Receiving the award money
If you are expecting an award to be made as a result of a personal injury claim, it is best to think ahead and have a Personal Injury Trust in place for the money to be paid into. This will ensure that the money is kept separate to any personal savings
The DWP will not take any payment into account for assessment during the first 52 weeks from the first payment. This is important to consider if you received a smaller first payment, or interim payment, so that you are not caught out.
Once the anniversary of the first payment passes, the DWP will look back at what has happened in those previous 52 weeks to see if you have ‘purposefully deprived’ yourself so that the money is no longer in your possession for the purposes of means-tested benefits. If they feel you have spent the money frivolously, for example going on holidays and buying a Ferrari, they can take the decision that the money is to be considered as still in your possession. This would leave you with no award money and reduced benefits.
If the amount is one that would be likely to be spent within ‘normal’ means or could be used to pay off debts, for example, the DWP is unlikely to view it as purposeful deprivation, and it will be seen as having left your possession so that benefits may continue.
Following the first 52 weeks, if the award amount remains in your savings, the DWP are likely to take this into consideration for assessing your benefit amount. It is therefore advisable to have the award money paid is into a separate account, which can then be held on trust, away from your own savings, which will avoid all risks of it being taken into consideration with DWP.
By having compensation money in a separate trust, this will also allow protection for any future benefits that you may require or be entitled to. If the award amount is mixed into your savings, and subsequent spending has taken place, the amount cannot be ring-fenced for protection from the DWP’s calculations, so the whole amount will be considered.
What is a Personal Injury Trust
A Personal Injury Trust is money held by trustees, that has been paid as a result of a personal injury. The trustees will manage the money and allow for payments to be made as and when are necessary to the person who is to benefit from the trust, the Beneficiary.
Trustees can be any persons you chose, provided there are at least two. You can even act as a trustee for yourself.

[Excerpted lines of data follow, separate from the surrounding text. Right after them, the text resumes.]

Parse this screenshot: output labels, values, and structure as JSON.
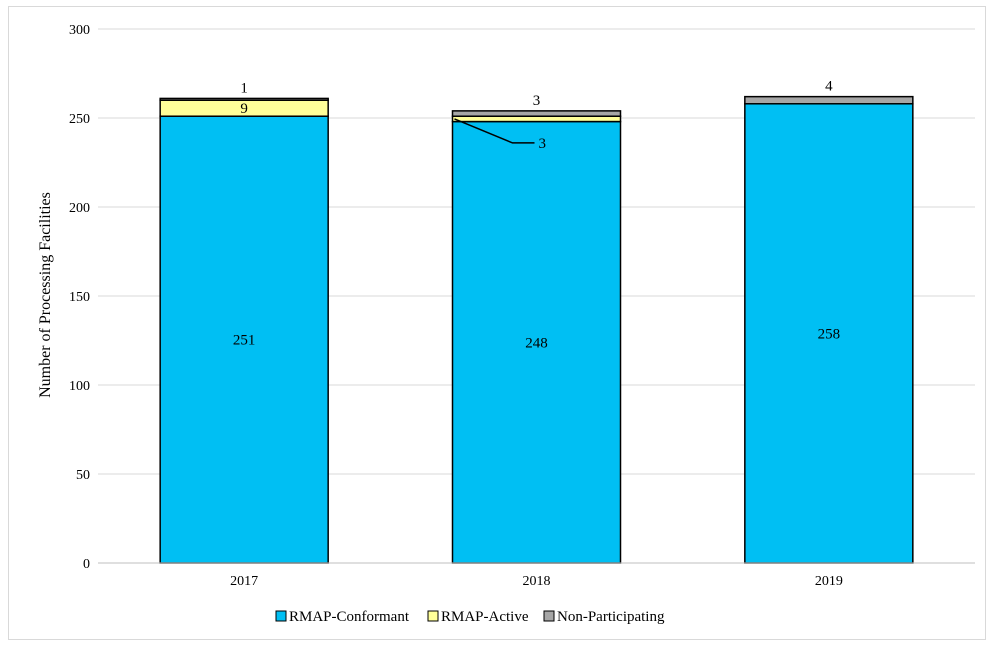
{
  "chart_data": {
    "type": "bar",
    "stacked": true,
    "title": "",
    "xlabel": "",
    "ylabel": "Number of Processing Facilities",
    "ylim": [
      0,
      300
    ],
    "yticks": [
      0,
      50,
      100,
      150,
      200,
      250,
      300
    ],
    "grid": true,
    "legend": "bottom",
    "categories": [
      "2017",
      "2018",
      "2019"
    ],
    "series": [
      {
        "name": "RMAP-Conformant",
        "color": "#00bff3",
        "values": [
          251,
          248,
          258
        ]
      },
      {
        "name": "RMAP-Active",
        "color": "#ffff99",
        "values": [
          9,
          3,
          0
        ]
      },
      {
        "name": "Non-Participating",
        "color": "#a6a6a6",
        "values": [
          1,
          3,
          4
        ]
      }
    ],
    "data_labels": {
      "2017": [
        "251",
        "9",
        "1"
      ],
      "2018": [
        "248",
        "3",
        "3"
      ],
      "2019": [
        "258",
        "",
        "4"
      ]
    }
  }
}
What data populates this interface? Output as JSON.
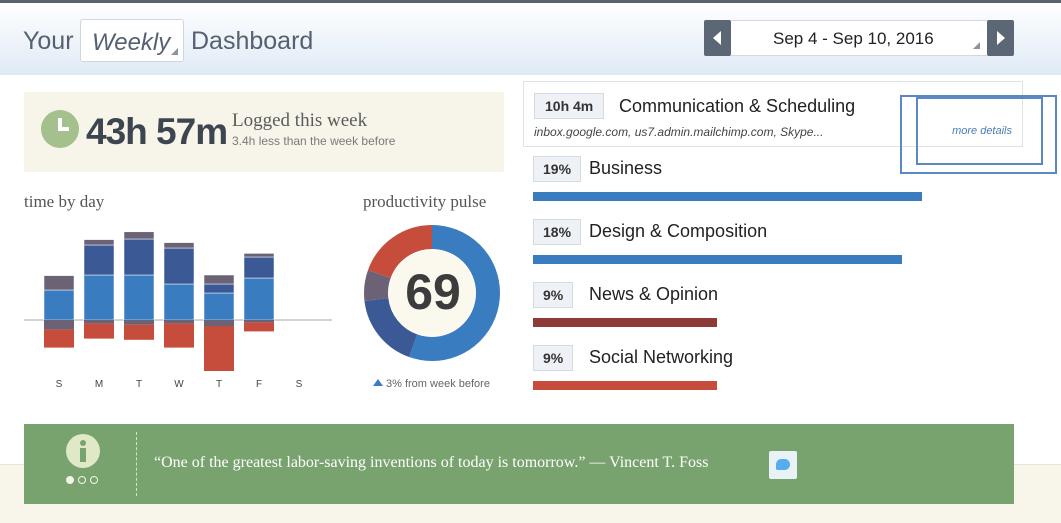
{
  "header": {
    "your": "Your",
    "period_select": "Weekly",
    "dashboard": "Dashboard",
    "date_range": "Sep 4 - Sep 10, 2016"
  },
  "logged": {
    "hours": "43h 57m",
    "label": "Logged this week",
    "sub": "3.4h less than the week before"
  },
  "time_by_day": {
    "title": "time by day",
    "days": [
      "S",
      "M",
      "T",
      "W",
      "T",
      "F",
      "S"
    ]
  },
  "pulse": {
    "title": "productivity pulse",
    "score": "69",
    "change": "3% from week before"
  },
  "colors": {
    "very_productive": "#3a7cc0",
    "productive": "#3b5a95",
    "neutral": "#6c6275",
    "distracting": "#9c4a48",
    "very_distracting": "#c64c3c",
    "quote_bg": "#79a36e"
  },
  "top_category": {
    "time": "10h 4m",
    "name": "Communication & Scheduling",
    "sites": "inbox.google.com, us7.admin.mailchimp.com, Skype...",
    "more": "more details"
  },
  "categories": [
    {
      "pct": "19%",
      "name": "Business",
      "share": 19,
      "color": "#3a7cc0"
    },
    {
      "pct": "18%",
      "name": "Design & Composition",
      "share": 18,
      "color": "#3a7cc0"
    },
    {
      "pct": "9%",
      "name": "News & Opinion",
      "share": 9,
      "color": "#8e3a38"
    },
    {
      "pct": "9%",
      "name": "Social Networking",
      "share": 9,
      "color": "#c64c3c"
    }
  ],
  "quote": {
    "text": "“One of the greatest labor-saving inventions of today is tomorrow.” — Vincent T. Foss"
  },
  "chart_data": {
    "type": "bar",
    "title": "time by day",
    "categories": [
      "S",
      "M",
      "T",
      "W",
      "T",
      "F",
      "S"
    ],
    "series": [
      {
        "values": [
          1.0,
          1.5,
          1.5,
          1.2,
          0.9,
          1.4,
          0
        ]
      },
      {
        "values": [
          0.0,
          1.0,
          1.2,
          1.2,
          0.3,
          0.7,
          0
        ]
      },
      {
        "values": [
          0.8,
          0.3,
          0.4,
          0.3,
          0.5,
          0.2,
          0
        ]
      },
      {
        "values": [
          0.6,
          0.5,
          0.5,
          0.8,
          1.5,
          0.3,
          0
        ]
      }
    ]
  }
}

There are a number of different trusts that can be set up, each with its own advantages and considerations on how they may affect you in regard to tax. It is important that you discuss your current position in regard to means-tested benefits, your current working position and how your injury may affect you in the future.
Means-tested benefits may not be a consideration at the moment, but life can change, especially if you have an injury that causes you to deteriorate later in life. By ensuring the money you have been awarded does not affect any future benefits, this allows the compensation to be used for its intended purpose, to support you, rather than cover expenses you would have anyway.